São grupos que têm uma noção muito racional do aproveitamento de alimentos"
Luiza Garnelo, pesquisadora

Para armazenar alimentos, os Waimiri-atroari fazem o que os pesquisadores chamam de 'pão de índio', alimento que pode durar anos. "É possível você preparar uma massa com base na mandioca ou pupunha, vedar em folha de bananeira e enterrar. Esse produto é desidratado, e anos depois, pode ser retirado da terra, e ser utilizado", disse.

"São grupos que têm uma noção muito racional do aproveitamento dos alimentos. As dietas são variadas e equilibradas em termo de carboidrato, vitamina, proteína.

O consumo de gorduras é pequeno", avalia a pesquisadora Luiza Garnelo.

Receitas
Os pratos indígenas inspiram proprietários de restaurantes da capital. Conforme o empresário Mário Valle, o maior desafio é selecionar receitas com ingredientes de fácil localização. "A gente pesquisa em livros e também conversa com pesquisadores e com pessoas antigas.. 

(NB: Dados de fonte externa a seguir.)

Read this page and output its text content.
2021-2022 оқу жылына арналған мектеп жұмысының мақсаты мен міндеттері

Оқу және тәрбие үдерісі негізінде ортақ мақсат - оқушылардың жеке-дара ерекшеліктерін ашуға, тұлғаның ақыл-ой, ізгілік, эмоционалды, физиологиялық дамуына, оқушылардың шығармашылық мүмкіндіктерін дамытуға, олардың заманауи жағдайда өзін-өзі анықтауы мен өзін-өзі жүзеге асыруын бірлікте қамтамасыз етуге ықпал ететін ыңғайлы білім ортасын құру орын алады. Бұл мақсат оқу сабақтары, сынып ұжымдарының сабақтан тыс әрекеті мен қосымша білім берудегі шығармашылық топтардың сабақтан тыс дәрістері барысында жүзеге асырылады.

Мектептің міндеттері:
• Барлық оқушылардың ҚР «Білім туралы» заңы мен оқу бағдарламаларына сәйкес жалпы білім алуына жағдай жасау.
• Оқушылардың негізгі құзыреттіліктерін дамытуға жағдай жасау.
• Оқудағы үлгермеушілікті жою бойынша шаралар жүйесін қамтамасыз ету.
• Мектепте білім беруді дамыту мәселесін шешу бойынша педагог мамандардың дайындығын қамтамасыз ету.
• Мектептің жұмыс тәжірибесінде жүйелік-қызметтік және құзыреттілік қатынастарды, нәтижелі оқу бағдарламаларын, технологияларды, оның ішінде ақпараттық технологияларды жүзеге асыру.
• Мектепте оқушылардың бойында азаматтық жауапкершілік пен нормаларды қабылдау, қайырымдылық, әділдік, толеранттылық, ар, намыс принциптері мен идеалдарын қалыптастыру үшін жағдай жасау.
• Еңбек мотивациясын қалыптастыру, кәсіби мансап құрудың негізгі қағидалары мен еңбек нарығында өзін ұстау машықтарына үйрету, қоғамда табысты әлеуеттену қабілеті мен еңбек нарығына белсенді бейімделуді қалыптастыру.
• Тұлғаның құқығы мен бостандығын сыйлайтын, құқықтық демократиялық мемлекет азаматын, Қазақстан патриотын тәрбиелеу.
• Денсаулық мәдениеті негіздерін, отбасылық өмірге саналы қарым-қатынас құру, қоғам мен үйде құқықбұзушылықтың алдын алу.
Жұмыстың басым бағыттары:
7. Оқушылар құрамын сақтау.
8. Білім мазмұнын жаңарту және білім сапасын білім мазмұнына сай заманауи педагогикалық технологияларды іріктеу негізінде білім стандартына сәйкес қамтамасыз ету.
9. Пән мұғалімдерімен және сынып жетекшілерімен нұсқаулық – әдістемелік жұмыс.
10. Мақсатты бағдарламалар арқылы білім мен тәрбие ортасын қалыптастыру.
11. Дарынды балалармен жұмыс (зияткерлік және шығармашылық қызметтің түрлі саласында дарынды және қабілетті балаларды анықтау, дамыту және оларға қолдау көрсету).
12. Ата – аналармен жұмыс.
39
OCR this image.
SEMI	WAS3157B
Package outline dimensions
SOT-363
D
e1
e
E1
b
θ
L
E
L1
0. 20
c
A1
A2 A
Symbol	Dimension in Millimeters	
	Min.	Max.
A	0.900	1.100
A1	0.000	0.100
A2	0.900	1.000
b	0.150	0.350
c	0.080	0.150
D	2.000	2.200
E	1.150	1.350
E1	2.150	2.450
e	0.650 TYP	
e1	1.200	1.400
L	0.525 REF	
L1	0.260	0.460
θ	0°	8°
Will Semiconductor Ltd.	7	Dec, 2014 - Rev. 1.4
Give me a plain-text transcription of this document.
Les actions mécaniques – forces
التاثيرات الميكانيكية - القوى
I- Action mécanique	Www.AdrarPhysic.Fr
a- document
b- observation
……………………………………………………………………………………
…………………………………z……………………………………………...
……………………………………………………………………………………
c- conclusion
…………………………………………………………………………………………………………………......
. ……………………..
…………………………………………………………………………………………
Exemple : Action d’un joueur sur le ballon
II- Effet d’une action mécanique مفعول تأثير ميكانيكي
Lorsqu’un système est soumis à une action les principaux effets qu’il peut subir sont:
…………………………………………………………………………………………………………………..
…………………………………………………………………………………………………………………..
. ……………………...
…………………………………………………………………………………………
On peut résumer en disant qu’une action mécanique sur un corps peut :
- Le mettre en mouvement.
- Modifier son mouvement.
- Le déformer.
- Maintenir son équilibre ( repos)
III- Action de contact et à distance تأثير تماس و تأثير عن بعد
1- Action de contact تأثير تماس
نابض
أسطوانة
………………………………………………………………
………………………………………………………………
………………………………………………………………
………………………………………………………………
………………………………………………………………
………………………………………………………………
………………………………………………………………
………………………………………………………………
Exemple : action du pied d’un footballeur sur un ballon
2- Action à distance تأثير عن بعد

Outra especialidade do restaurante é Bolinho de Capitão, feito com a carne da cabeça do Tambaqui. "A carne da cabeça é misturada com pedaços de tambaqui assado com arroz e farinha. O bolinho foi premiado no final de 2013 como o Melhor Petisco de Manaus", destacou Valle, que é proprietário do Tambaqui de Banda.

Em Manaus a trabalho, o suíço Andi Gantenbein disse que aprova a culinária regional. "É bem interessante. Eu recomendaria esse restaurante, especialmente porque eles usam produtos locais. É bem delicioso", disse.